Con il proposto gravame entrambi i genitori del minore contestavano la valutazione compiuta in primo grado circa la configurabilità dello stato di abbandono morale e materiale del minore e chiesto, in subordine, di far luogo all'adozione cd “mite”, onde conservare il legame familiare, a loro dire, istaurato con il bambino.
In particolare, secondo l'assunto difensivo esplicitato dalla donna, lo stato di abbandono non poteva dirsi integrato dovendosi piuttosto ritenere che, per via dell'immediato allontanamento del minore, le era stato impedito di svolgere il ruolo genitoriale e, in ogni caso, negli ultimi anni con fatica era riuscita a creare un rapporto con il figlio che non andava reciso.
Considerazioni di analogo tenore venivano formulate dal padre, il quale evidenziava di aver svolto il ruolo genitoriale con attenzione e di aver sempre partecipato ai colloqui con gli operatori ed effettuato gli incontri con il figlio.
Tali motivi di doglianza, tuttavia, venivano rigettati dalla Corte territoriale che confermava la decisione impugnata ritenendo sussistente lo stato di abbandono del minore, stante l'accertata inadeguatezza dei genitori a prendersi cura del figlio in conseguenza dello stato di tossicodipendenza della madre e del disinteresse mostrato del padre, come attestato dall'interruzione degli incontri con quest'ultimo.
La Corte, inoltre, attribuiva rilevanza all'assenza di una situazione familiare stabile nella quale inserire il bambino, essendo emerso che entrambi i genitori avevano formato nuovi nuclei familiari, mantenendo, tuttavia, situazioni abitative e lavorative del tutto precarie, né riferivano l'esistenza di un progetto di vita stabile e tutelante per il minore.
Gli elementi innanzi enunciati costituivano, per i giudici di appello, precisi e gravi elementi fattuali a cui ricollegare, in applicazione dell'orientamento giurisprudenziale formatosi sul punto, l'irreversibilità e la non recuperabilità della capacità genitoriale (Cass.

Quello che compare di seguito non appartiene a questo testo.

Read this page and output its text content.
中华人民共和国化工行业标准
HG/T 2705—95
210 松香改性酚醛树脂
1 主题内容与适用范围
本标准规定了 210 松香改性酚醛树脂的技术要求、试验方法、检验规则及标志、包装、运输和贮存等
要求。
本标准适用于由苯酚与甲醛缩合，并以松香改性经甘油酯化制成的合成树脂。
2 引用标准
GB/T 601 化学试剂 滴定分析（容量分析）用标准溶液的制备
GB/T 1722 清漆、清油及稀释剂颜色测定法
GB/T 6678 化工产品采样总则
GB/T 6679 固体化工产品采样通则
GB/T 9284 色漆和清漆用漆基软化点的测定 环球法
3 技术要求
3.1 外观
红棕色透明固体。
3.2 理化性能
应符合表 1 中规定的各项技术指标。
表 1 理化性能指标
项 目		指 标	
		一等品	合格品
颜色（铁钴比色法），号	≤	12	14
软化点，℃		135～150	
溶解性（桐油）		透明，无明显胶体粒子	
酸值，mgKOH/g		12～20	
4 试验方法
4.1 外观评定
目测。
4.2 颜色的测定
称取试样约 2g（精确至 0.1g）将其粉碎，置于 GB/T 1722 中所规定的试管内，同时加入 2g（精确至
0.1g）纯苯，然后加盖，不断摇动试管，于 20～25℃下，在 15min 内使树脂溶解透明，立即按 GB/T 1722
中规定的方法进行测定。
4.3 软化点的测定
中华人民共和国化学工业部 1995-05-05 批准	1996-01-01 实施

SS.UU. n. 35110/2021), oltre che un possibile pregiudizio per il minore, tale da poterne inficiare la sua crescita serena ed equilibrata (Cass., n. 24717/2021).
Con riferimento specifico a tale ultimo aspetto, i giudici territoriali hanno, inoltre, posto la loro attenzione anche su un ulteriore aspetto, ossia quello della necessaria compatibilità temporale dei possibili interventi da attuarsi sui genitori al fine del recupero della loro capacità genitoriale, rispetto ai tempi fisiologici del minore, a cui va garantito il diritto al corretto ed equilibrato sviluppo psico-fisico della propria persona (Cass. n. 6533/2022).
Quanto alla richiesta formulata in via subordinata, volta a pervenire all'applicazione, in sostituzione all'adozione legittimante, della misura dell'adozione mite onde evitare la rottura dei rapporti tra il minore e i genitori, detta richiesta è stata parimenti respinta dalla Corte per motivi non solo di natura processuale ma anche sostanziale.
Invero - pur nella consapevolezza di dover preferire, tra i vari modelli di adozione previsti dal nostro ordinamento, quelli che non recidano del tutto i rapporti tra il minore e la sua famiglia di origine e dovendo attribuire all'adozione legittimante il ruolo di extrema ratio - la Corte non ha potuto non rilevare la diversità dei due procedimenti e, dunque, l'impossibilità che nel giudizio volto all'accertamento dello stato di adottabilità possa essere assunta alcuna statuizione di diversa natura e, in particolare un provvedimento ex art. 44 della legge n. 184 del 1983, il quale presuppone la presentazione di apposito ricorso successivo all'accertamento negativo dello stato di abbandono (Cass. n. 21024/2022).
In ogni caso, la Corte ha precisato come la possibilità di accedere all'adozione c.d. mite, per le sue caratteristiche intrinseche, rappresentate dalla conservazione di un legame tra il minore e la famiglia di origine, si ponga in netto contrasto con la situazione di abbandono morale e materiale del minore accertata nel caso di specie.